Except it’s pouring rain.
Pouring rain on my Perfect Easter Garden!
So I get there and park easily, something much harder if it were 60 degrees and sunny and thus packed. Time to walk around the garden in the rain.
Maybe not on this Forbidden Patch of Grass guarded by geese.

By the bridge, the pond, the Japanese garden…




Flowers, of course.


“Winter Thriller Series: Mango Magic” sounds like good TV.

In-a-gadda-da-Brookside?

Is this plant what the Train song is talking about? Ohhhh…

A little late, Lenten Rose. Lent’s over now.

“Snow-in-Summer: Drought Tolerant White Flowers in Spring”

An azalea called Easter Parade.

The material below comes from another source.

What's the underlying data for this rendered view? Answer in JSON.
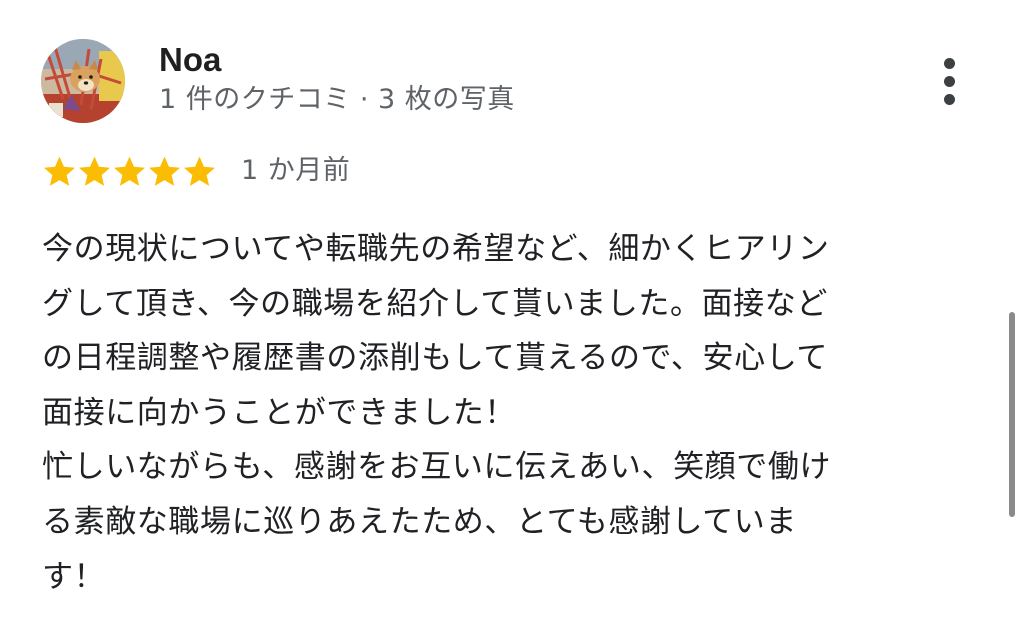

That’s today!

Wheeee!

It’s not a maze. It’s a labyrinth.

I just want to keep walking around…






It’s… it’s still my Perfect Easter Garden.

I’ve been coming here for Easter since 2009, having first come a couple times in the preceding weeks during a similar collection of visits to local parks and trails (and a testament to the variety of them around here in how little overlap there ended up being in places I visited then and now).
I spent the past many weeks trying to improve that acknowledgment and appreciation of the natural and historical areas around here. No claims to being an expert on anything. Not even close to doing any of these places justice. Always with the back of mind concern I’d unwittingly wander into some clandestine happenings deep in the woods and my life would be forever changed. And it’s just nice to get out and see things, even if weather or situation isn’t ideal. Impressed that I was almost never the only one at these places, even when it was freezing, rainy, and almost dark.
Sometimes it’s just about finding opportunities to explore, to follow a curiosity, to see what’s further down the path. To check out clever protest signs, some cool animals, a sunset over a local lake, over a local creek, a rainy island full of geese, a flowing river. And a familiar botanical garden.
I love coming to Brookside on Easter because of not only the blooming and budding spring plants but also the different people all gathered here enjoying it all, where for at least this moment we can forget that the world is going to hell. Maybe that curiosity and exploration may save us. Or at least give us something cool to see.